锂硫电池由于环境敏感性、枝晶生长和锂金属阳极(lma)的多硫化物引起的副反应而面临重大挑战,影响了其安全性和循环寿命。为了解决这些问题,我们开发了一种复合保护层,由一层一层组装的氧化石墨烯(GO)薄膜组成,涂有1H,1H,2H,2H-全氟癸基三氯硅烷(FDTS)。锂还原氧化石墨烯框架建立了均匀的离子传导通道,使锂离子通量均匀,从而实现均匀沉积并抑制枝晶的形成。同时,疏水有机涂层可作为水、空气和多硫化锂(LiPSs)的坚固屏障,使LMAs具有环境和电化学稳定性。因此,受保护的lma在与水直接接触和暴露在潮湿空气中(相对湿度35%)时保持卓越的稳定性。当集成到高硫负载(4.5 mg cm - 2)的Li-S电池中时,受保护的lma在300次循环中能够保持61.1%的容量,显示出更好的循环性能。这项工作提供了一种可扩展的方法来稳定实用锂电池的lma。
期刊介绍:
Science China Materials (SCM) is a globally peer-reviewed journal that covers all facets of materials science. It is supervised by the Chinese Academy of Sciences and co-sponsored by the Chinese Academy of Sciences and the National Natural Science Foundation of China. The journal is jointly published monthly in both printed and electronic forms by Science China Press and Springer.
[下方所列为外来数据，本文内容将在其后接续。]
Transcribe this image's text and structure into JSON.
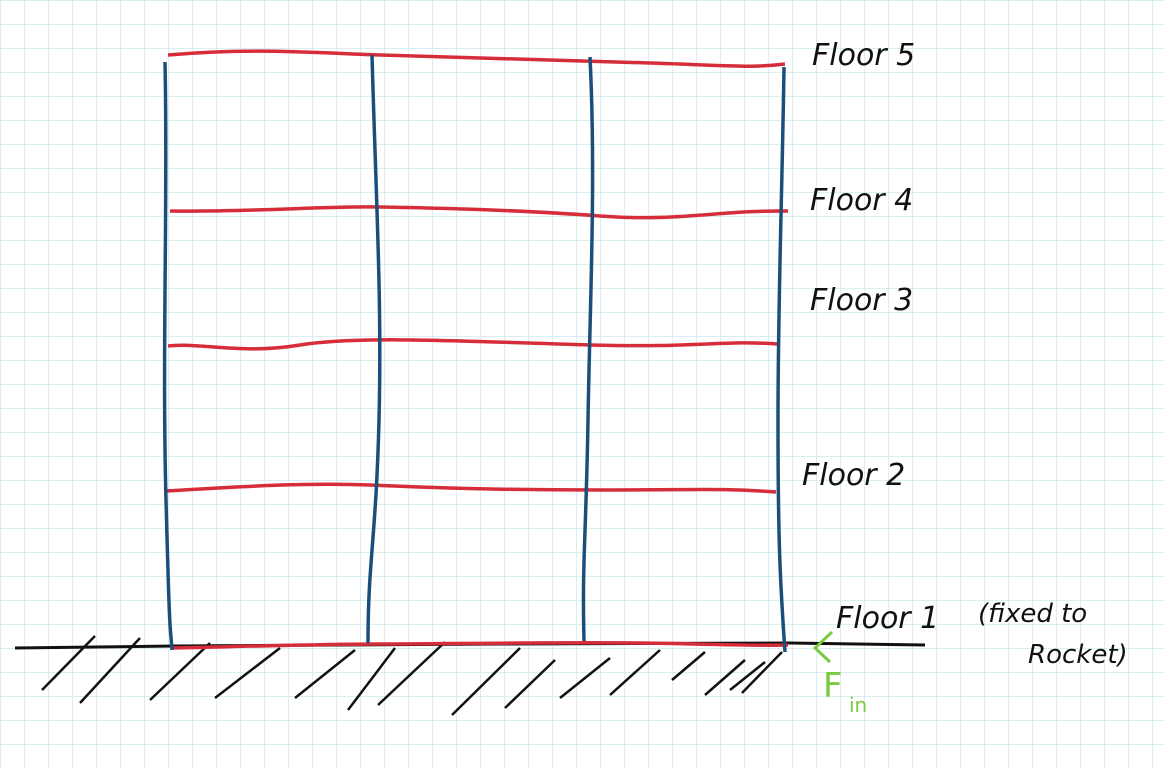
{
  "floors": [
    {
      "label": "Floor 5"
    },
    {
      "label": "Floor 4"
    },
    {
      "label": "Floor 3"
    },
    {
      "label": "Floor 2"
    },
    {
      "label": "Floor 1"
    }
  ],
  "ground_note": [
    "(fixed to",
    "Rocket)"
  ],
  "force": {
    "symbol": "F",
    "subscript": "in"
  },
  "colors": {
    "grid": "#cfe8f0",
    "floor_line": "#d62d3a",
    "column": "#1b4f7a",
    "ground": "#111111",
    "force": "#7ac943"
  }
}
The aim of SCM is to encourage communication of high-quality, innovative research results at the cutting-edge interface of materials science with chemistry, physics, biology, and engineering. It focuses on breakthroughs from around the world and aims to become a world-leading academic journal for materials science.